Organizations that adopt the practices discussed earlier can better protect their AI systems and operations. Taking a proactive approach to risk management has been shown to reduce incidents by 40%, while companies with comprehensive Responsible AI programs are twice as likely to see measurable business advantages compared to those with superficial efforts. Strong risk management also helps maintain consumer trust - no small feat when 62% of customers report losing confidence in brands after viral AI missteps.
"By far, the greatest danger of Artificial Intelligence is that people conclude too early that they understand it." - Eliezer Yudkowsky, AI Safety Researcher
One-time audits won't cut it when 91% of machine learning models experience drift within a few years of deployment. Businesses need to move beyond passive documentation and adopt active, ongoing governance. A risk-differentiated triage system can help prioritize resources, addressing low-risk applications efficiently while dedicating expertise to higher-stakes AI systems, such as agentic AI.
With regulatory deadlines looming - like the EU AI Act and Colorado's AI regulations set to take full effect in 2026 - the clock is ticking.

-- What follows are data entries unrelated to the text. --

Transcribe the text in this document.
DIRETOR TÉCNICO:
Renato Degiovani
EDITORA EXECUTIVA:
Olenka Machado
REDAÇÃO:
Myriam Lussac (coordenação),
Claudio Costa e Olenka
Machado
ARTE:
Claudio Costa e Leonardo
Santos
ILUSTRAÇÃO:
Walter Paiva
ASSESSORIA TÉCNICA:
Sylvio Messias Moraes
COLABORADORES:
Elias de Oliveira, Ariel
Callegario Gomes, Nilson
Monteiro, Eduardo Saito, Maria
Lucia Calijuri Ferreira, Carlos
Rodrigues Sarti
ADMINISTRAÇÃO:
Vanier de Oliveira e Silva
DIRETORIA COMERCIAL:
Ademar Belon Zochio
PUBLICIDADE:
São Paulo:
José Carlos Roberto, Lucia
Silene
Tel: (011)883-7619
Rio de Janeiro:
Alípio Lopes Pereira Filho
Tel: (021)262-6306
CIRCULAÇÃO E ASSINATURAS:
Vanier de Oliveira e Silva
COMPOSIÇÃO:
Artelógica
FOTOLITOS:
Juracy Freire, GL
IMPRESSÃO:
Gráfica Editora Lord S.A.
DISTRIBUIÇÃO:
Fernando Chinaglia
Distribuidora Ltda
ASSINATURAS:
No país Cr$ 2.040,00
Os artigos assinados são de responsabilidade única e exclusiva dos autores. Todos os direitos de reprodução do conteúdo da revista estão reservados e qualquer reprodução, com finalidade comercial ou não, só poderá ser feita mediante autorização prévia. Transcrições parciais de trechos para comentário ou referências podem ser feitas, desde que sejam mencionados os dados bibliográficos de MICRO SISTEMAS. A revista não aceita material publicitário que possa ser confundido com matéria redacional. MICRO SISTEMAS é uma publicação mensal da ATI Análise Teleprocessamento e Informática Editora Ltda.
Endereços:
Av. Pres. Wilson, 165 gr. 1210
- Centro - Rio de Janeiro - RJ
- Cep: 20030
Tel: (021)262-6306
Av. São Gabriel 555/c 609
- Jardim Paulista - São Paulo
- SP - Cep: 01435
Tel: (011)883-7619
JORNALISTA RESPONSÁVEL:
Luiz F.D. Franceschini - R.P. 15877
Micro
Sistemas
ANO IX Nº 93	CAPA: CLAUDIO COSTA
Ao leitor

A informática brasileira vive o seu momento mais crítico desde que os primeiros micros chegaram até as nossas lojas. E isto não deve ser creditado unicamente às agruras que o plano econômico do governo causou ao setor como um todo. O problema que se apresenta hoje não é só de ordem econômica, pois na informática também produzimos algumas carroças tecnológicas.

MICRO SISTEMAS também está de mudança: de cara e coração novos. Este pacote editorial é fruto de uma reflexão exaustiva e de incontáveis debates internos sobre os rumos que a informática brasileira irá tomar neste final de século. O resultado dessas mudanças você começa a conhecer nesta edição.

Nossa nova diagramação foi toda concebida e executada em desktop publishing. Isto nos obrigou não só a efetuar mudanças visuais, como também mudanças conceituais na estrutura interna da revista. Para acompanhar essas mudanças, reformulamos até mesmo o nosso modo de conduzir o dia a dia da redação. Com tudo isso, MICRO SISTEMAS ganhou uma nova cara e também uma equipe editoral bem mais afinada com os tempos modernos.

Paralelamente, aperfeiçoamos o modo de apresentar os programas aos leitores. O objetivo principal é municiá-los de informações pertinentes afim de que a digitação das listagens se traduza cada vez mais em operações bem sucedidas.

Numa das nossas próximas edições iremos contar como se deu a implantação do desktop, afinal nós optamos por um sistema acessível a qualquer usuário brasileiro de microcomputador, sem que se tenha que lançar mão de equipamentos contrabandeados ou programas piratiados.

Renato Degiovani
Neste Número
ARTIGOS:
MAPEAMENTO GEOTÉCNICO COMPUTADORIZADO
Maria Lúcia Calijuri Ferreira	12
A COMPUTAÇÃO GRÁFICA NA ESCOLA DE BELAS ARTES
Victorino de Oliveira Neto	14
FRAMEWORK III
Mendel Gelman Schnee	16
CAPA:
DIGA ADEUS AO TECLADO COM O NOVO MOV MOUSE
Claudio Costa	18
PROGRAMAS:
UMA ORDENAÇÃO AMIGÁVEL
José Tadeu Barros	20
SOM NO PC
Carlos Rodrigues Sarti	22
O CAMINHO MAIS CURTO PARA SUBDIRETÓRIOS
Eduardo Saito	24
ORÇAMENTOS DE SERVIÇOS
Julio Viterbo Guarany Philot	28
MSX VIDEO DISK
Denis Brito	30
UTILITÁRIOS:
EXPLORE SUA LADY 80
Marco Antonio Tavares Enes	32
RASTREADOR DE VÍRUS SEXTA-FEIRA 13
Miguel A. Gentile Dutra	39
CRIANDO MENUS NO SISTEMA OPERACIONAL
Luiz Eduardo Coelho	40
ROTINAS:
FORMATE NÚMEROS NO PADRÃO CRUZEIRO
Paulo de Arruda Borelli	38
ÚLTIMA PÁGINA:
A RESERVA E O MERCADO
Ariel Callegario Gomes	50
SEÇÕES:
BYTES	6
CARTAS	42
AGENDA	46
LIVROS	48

Now is the time to establish centralized AI registries, incorporate human-in-the-loop reviews for critical decisions, and build cross-functional accountability frameworks. Whether you rely on in-house teams or external consultants, embedding these practices ensures compliance and positions your organization to thrive in an increasingly AI-driven world.
FAQs
What’s the fastest way to find and control Shadow AI?

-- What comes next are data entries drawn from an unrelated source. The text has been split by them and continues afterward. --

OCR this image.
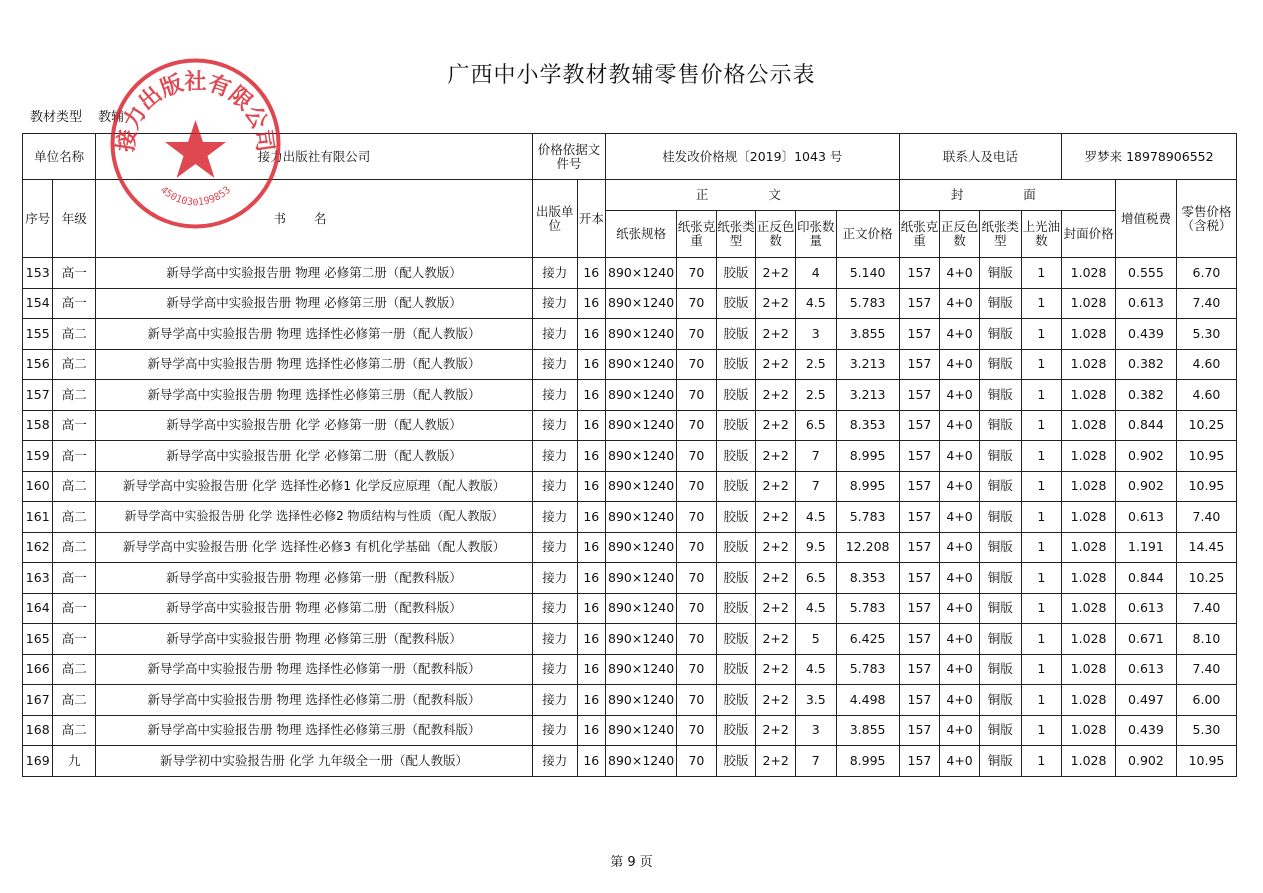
广西中小学教材教辅零售价格公示表
教材类型 教辅
单位名称		接力出版社有限公司	价格依据文件号		桂发改价格规〔2019〕1043 号						联系人及电话				罗梦来 18978906552		
序号	年级	书名	出版单位	开本	正 文						封 面					增值税费	零售价格（含税）
					纸张规格	纸张克重	纸张类型	正反色数	印张数量	正文价格	纸张克重	正反色数	纸张类型	上光油数	封面价格		
153	高一	新导学高中实验报告册 物理 必修第二册（配人教版）	接力	16	890×1240	70	胶版	2+2	4	5.140	157	4+0	铜版	1	1.028	0.555	6.70
154	高一	新导学高中实验报告册 物理 必修第三册（配人教版）	接力	16	890×1240	70	胶版	2+2	4.5	5.783	157	4+0	铜版	1	1.028	0.613	7.40
155	高二	新导学高中实验报告册 物理 选择性必修第一册（配人教版）	接力	16	890×1240	70	胶版	2+2	3	3.855	157	4+0	铜版	1	1.028	0.439	5.30
156	高二	新导学高中实验报告册 物理 选择性必修第二册（配人教版）	接力	16	890×1240	70	胶版	2+2	2.5	3.213	157	4+0	铜版	1	1.028	0.382	4.60
157	高二	新导学高中实验报告册 物理 选择性必修第三册（配人教版）	接力	16	890×1240	70	胶版	2+2	2.5	3.213	157	4+0	铜版	1	1.028	0.382	4.60
158	高一	新导学高中实验报告册 化学 必修第一册（配人教版）	接力	16	890×1240	70	胶版	2+2	6.5	8.353	157	4+0	铜版	1	1.028	0.844	10.25
159	高一	新导学高中实验报告册 化学 必修第二册（配人教版）	接力	16	890×1240	70	胶版	2+2	7	8.995	157	4+0	铜版	1	1.028	0.902	10.95
160	高二	新导学高中实验报告册 化学 选择性必修1 化学反应原理（配人教版）	接力	16	890×1240	70	胶版	2+2	7	8.995	157	4+0	铜版	1	1.028	0.902	10.95
161	高二	新导学高中实验报告册 化学 选择性必修2 物质结构与性质（配人教版）	接力	16	890×1240	70	胶版	2+2	4.5	5.783	157	4+0	铜版	1	1.028	0.613	7.40
162	高二	新导学高中实验报告册 化学 选择性必修3 有机化学基础（配人教版）	接力	16	890×1240	70	胶版	2+2	9.5	12.208	157	4+0	铜版	1	1.028	1.191	14.45
163	高一	新导学高中实验报告册 物理 必修第一册（配教科版）	接力	16	890×1240	70	胶版	2+2	6.5	8.353	157	4+0	铜版	1	1.028	0.844	10.25
164	高一	新导学高中实验报告册 物理 必修第二册（配教科版）	接力	16	890×1240	70	胶版	2+2	4.5	5.783	157	4+0	铜版	1	1.028	0.613	7.40
165	高一	新导学高中实验报告册 物理 必修第三册（配教科版）	接力	16	890×1240	70	胶版	2+2	5	6.425	157	4+0	铜版	1	1.028	0.671	8.10
166	高二	新导学高中实验报告册 物理 选择性必修第一册（配教科版）	接力	16	890×1240	70	胶版	2+2	4.5	5.783	157	4+0	铜版	1	1.028	0.613	7.40
167	高二	新导学高中实验报告册 物理 选择性必修第二册（配教科版）	接力	16	890×1240	70	胶版	2+2	3.5	4.498	157	4+0	铜版	1	1.028	0.497	6.00
168	高二	新导学高中实验报告册 物理 选择性必修第三册（配教科版）	接力	16	890×1240	70	胶版	2+2	3	3.855	157	4+0	铜版	1	1.028	0.439	5.30
169	九	新导学初中实验报告册 化学 九年级全一册（配人教版）	接力	16	890×1240	70	胶版	2+2	7	8.995	157	4+0	铜版	1	1.028	0.902	10.95
接力出版社有限公司
4501030199853
第 9 页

The quickest way to tackle Shadow AI is through a well-organized AI risk assessment. This process includes pinpointing risks unique to AI, keeping a close watch on AI systems, and putting governance controls in place. Adhering to proven frameworks and industry best practices helps ensure a comprehensive strategy to address the challenges posed by Shadow AI.

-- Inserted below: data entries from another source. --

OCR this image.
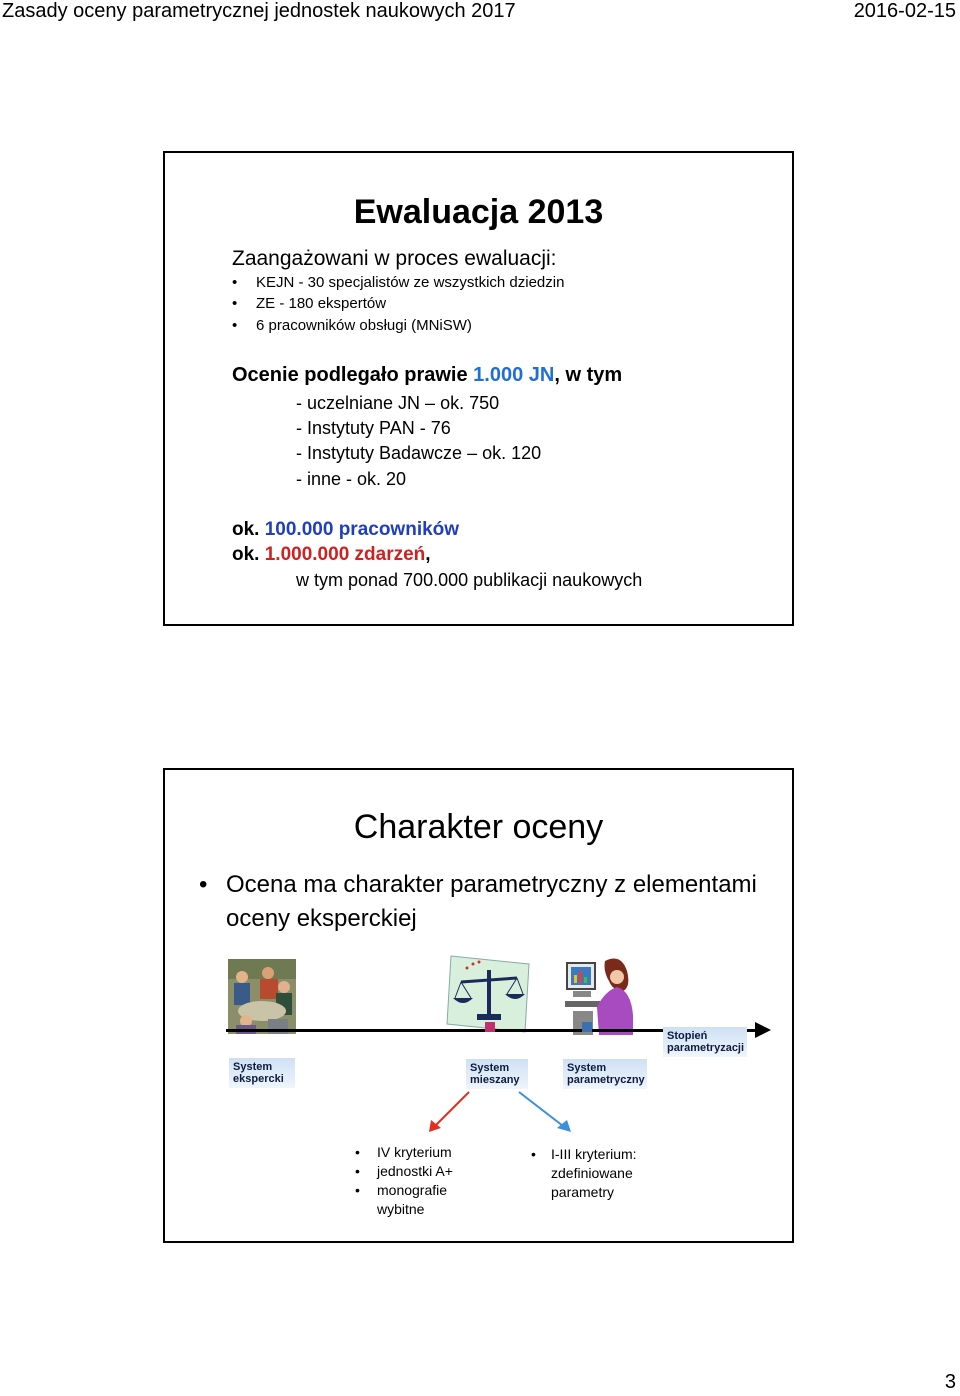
Zasady oceny parametrycznej jednostek naukowych 2017	2016-02-15
Ewaluacja 2013
Zaangażowani w proces ewaluacji:
• KEJN - 30 specjalistów ze wszystkich dziedzin
• ZE - 180 ekspertów
• 6 pracowników obsługi (MNiSW)
Ocenie podlegało prawie 1.000 JN, w tym
- uczelniane JN – ok. 750
- Instytuty PAN - 76
- Instytuty Badawcze – ok. 120
- inne - ok. 20
ok. 100.000 pracowników
ok. 1.000.000 zdarzeń,
w tym ponad 700.000 publikacji naukowych
Charakter oceny
• Ocena ma charakter parametryczny z elementami oceny eksperckiej
System ekspercki
System mieszany
System parametryczny
Stopień parametryzacji
• IV kryterium
• jednostki A+
• monografie wybitne
•	I-III kryterium: zdefiniowane parametry
3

How do we set drift and bias thresholds that trigger action?
To establish drift and bias thresholds, start by pinpointing key risk indicators, such as shifts in model accuracy or changes in data distribution. Next, set measurable thresholds that align with your performance objectives or regulatory requirements. Implement a system for continuous monitoring to quickly identify when these thresholds are exceeded. This approach allows for prompt actions, like conducting model reviews or retraining, to resolve issues before they affect decision-making or compliance.
What should we do first to prepare for the EU AI Act in 2026?
To get started, take stock of all your AI systems and classify them. This process is crucial for determining which systems are subject to the EU AI Act and evaluating their associated risk levels. By doing so, you can clearly define the scope of each system and pinpoint the compliance requirements they need to meet. This foundational step ensures you're prepared for the next stages.